There's also lots going on in the festival's wide-ranging Live Art stream. A lot of it's out of my field, but I can recommend the Listening Choir's Listening Songs, put together by Adam Kinner and the always-intriguing Christopher Willes. The practice of these dérivé-based jaunts is to "propose listening as an endangered practice worth reconsidering". Best of all, this little experiment is free (as long as you book a ticket in advance).
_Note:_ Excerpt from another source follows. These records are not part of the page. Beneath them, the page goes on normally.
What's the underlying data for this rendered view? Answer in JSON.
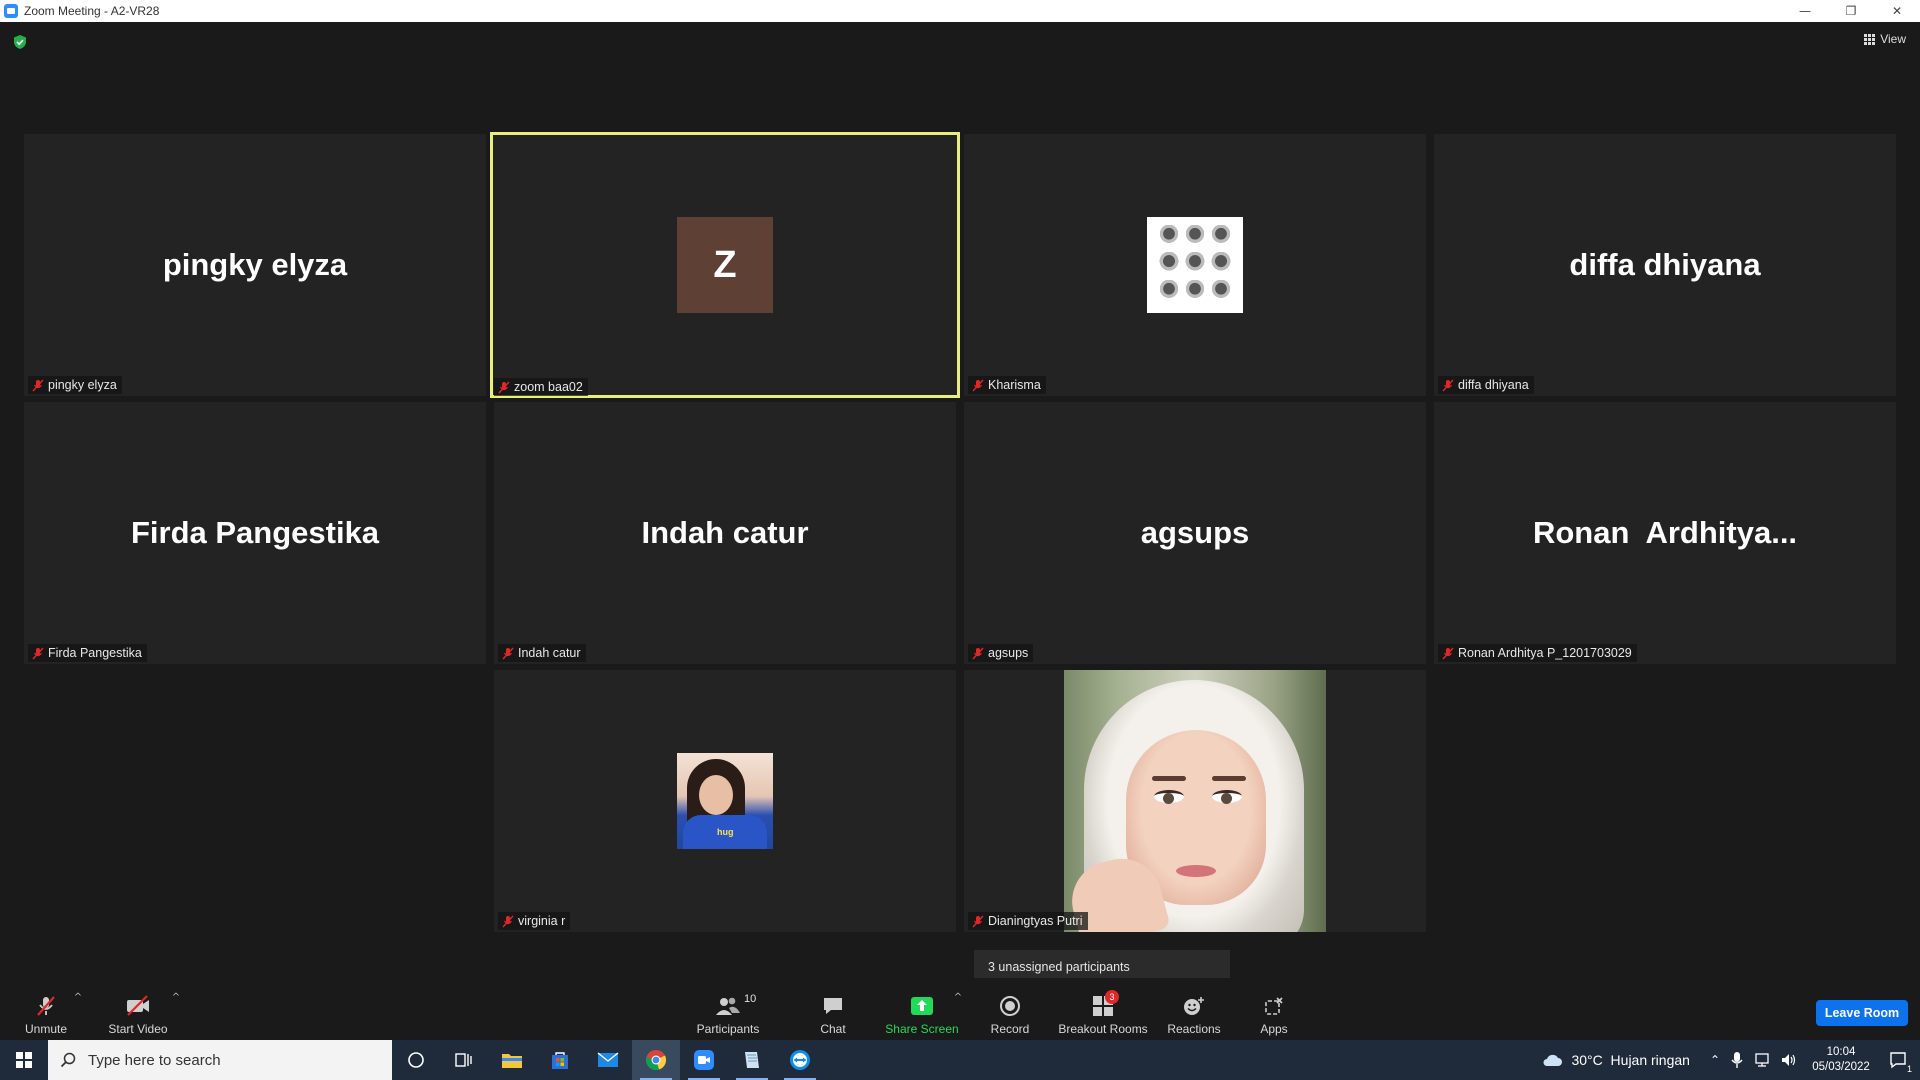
{
  "window": {
    "title": "Zoom Meeting - A2-VR28",
    "minimize": "—",
    "restore": "❐",
    "close": "✕"
  },
  "top": {
    "view_label": "View"
  },
  "tiles": [
    {
      "display": "pingky elyza",
      "label": "pingky elyza"
    },
    {
      "avatar_letter": "Z",
      "label": "zoom baa02",
      "active_speaker": true
    },
    {
      "label": "Kharisma"
    },
    {
      "display": "diffa dhiyana",
      "label": "diffa dhiyana"
    },
    {
      "display": "Firda Pangestika",
      "label": "Firda Pangestika"
    },
    {
      "display": "Indah catur",
      "label": "Indah catur"
    },
    {
      "display": "agsups",
      "label": "agsups"
    },
    {
      "display": "Ronan  Ardhitya...",
      "label": "Ronan Ardhitya P_1201703029"
    },
    {
      "label": "virginia r",
      "avatar_text": "hug"
    },
    {
      "label": "Dianingtyas Putri"
    }
  ],
  "tooltip": "3 unassigned participants",
  "toolbar": {
    "unmute": "Unmute",
    "start_video": "Start Video",
    "participants": "Participants",
    "participants_count": "10",
    "chat": "Chat",
    "share_screen": "Share Screen",
    "record": "Record",
    "breakout_rooms": "Breakout Rooms",
    "breakout_badge": "3",
    "reactions": "Reactions",
    "apps": "Apps",
    "leave_room": "Leave Room",
    "caret": "^"
  },
  "taskbar": {
    "search_placeholder": "Type here to search",
    "weather": "30°C  Hujan ringan",
    "time": "10:04",
    "date": "05/03/2022",
    "notification_count": "1"
  },
  "colors": {
    "accent_blue": "#0e72ed",
    "share_green": "#23d959",
    "active_speaker": "#e8f07a",
    "muted_red": "#e02828"
  }
}
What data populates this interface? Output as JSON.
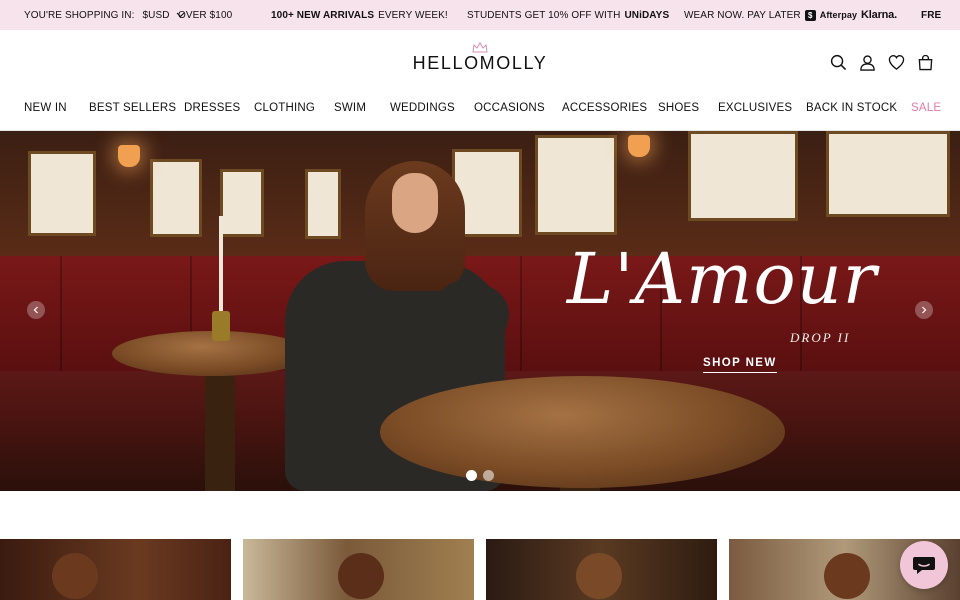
{
  "announcement": {
    "currency_label": "YOU'RE SHOPPING IN:",
    "currency_value": "$USD",
    "msg_shipping": "OVER $100",
    "msg_arrivals_bold": "100+ NEW ARRIVALS",
    "msg_arrivals_rest": "EVERY WEEK!",
    "msg_students": "STUDENTS GET 10% OFF WITH",
    "msg_students_brand": "UNiDAYS",
    "msg_paylater": "WEAR NOW. PAY LATER",
    "afterpay_badge": "$",
    "afterpay": "Afterpay",
    "klarna": "Klarna.",
    "msg_cut": "FRE"
  },
  "header": {
    "logo": "HELLOMOLLY"
  },
  "nav": {
    "items": [
      "NEW IN",
      "BEST SELLERS",
      "DRESSES",
      "CLOTHING",
      "SWIM",
      "WEDDINGS",
      "OCCASIONS",
      "ACCESSORIES",
      "SHOES",
      "EXCLUSIVES",
      "BACK IN STOCK",
      "SALE"
    ]
  },
  "hero": {
    "headline": "L'Amour",
    "subline": "DROP II",
    "cta": "SHOP NEW",
    "slide_count": 2,
    "active_slide": 1
  },
  "colors": {
    "announcement_bg": "#f7e3ec",
    "sale": "#e27aa8",
    "chat_bubble": "#f0c6d8"
  },
  "icons": {
    "header": [
      "search-icon",
      "account-icon",
      "wishlist-heart-icon",
      "cart-bag-icon"
    ],
    "slider": [
      "chevron-left-icon",
      "chevron-right-icon"
    ],
    "chat": "chat-bubble-icon"
  }
}
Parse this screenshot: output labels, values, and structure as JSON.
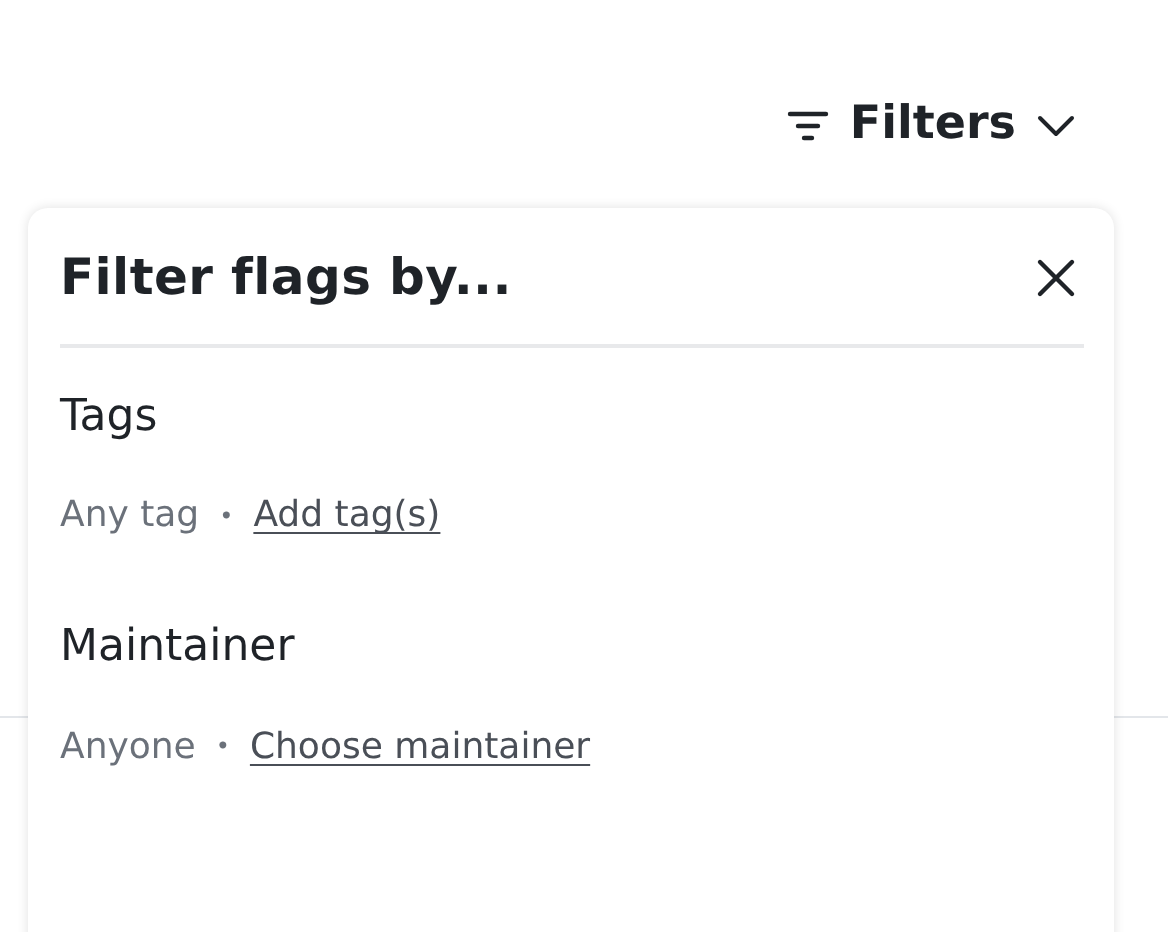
{
  "filters_button": {
    "label": "Filters"
  },
  "popover": {
    "title": "Filter flags by...",
    "sections": [
      {
        "heading": "Tags",
        "value": "Any tag",
        "separator": "•",
        "link": "Add tag(s)"
      },
      {
        "heading": "Maintainer",
        "value": "Anyone",
        "separator": "•",
        "link": "Choose maintainer"
      }
    ]
  }
}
I also don't know a lot about the dance world, but the festival has ramped up their offerings on that side of things this year. The good news is that the Dance Series is curated by Amelia Ehrhardt (who chatted with me about dance before her SummerWorks offering last year), whose DIY spirit and enthusiasm for joyful experimentation parallels what I look for in exploring unfamiliar music. In that regard, the curious could have a go at any of the offerings in the Dance Series, but I would especially point people to Aimée Dawn Robinson's Ramble, which blends improvised and choreographed dance to music and live-mixed video. Currently based in Whitehorse, Robinson was a frequent collaborator with the city's creative musicians in her time in Toronto, and this one comes hotly-tipped from friends who know about these things.

The fine print: single-performance tickets are $15, and there are various pass options available. You can find all the ticket information here. Remember (especially for those music events!) that the festival runs on theatre time, so do not be fashionably late!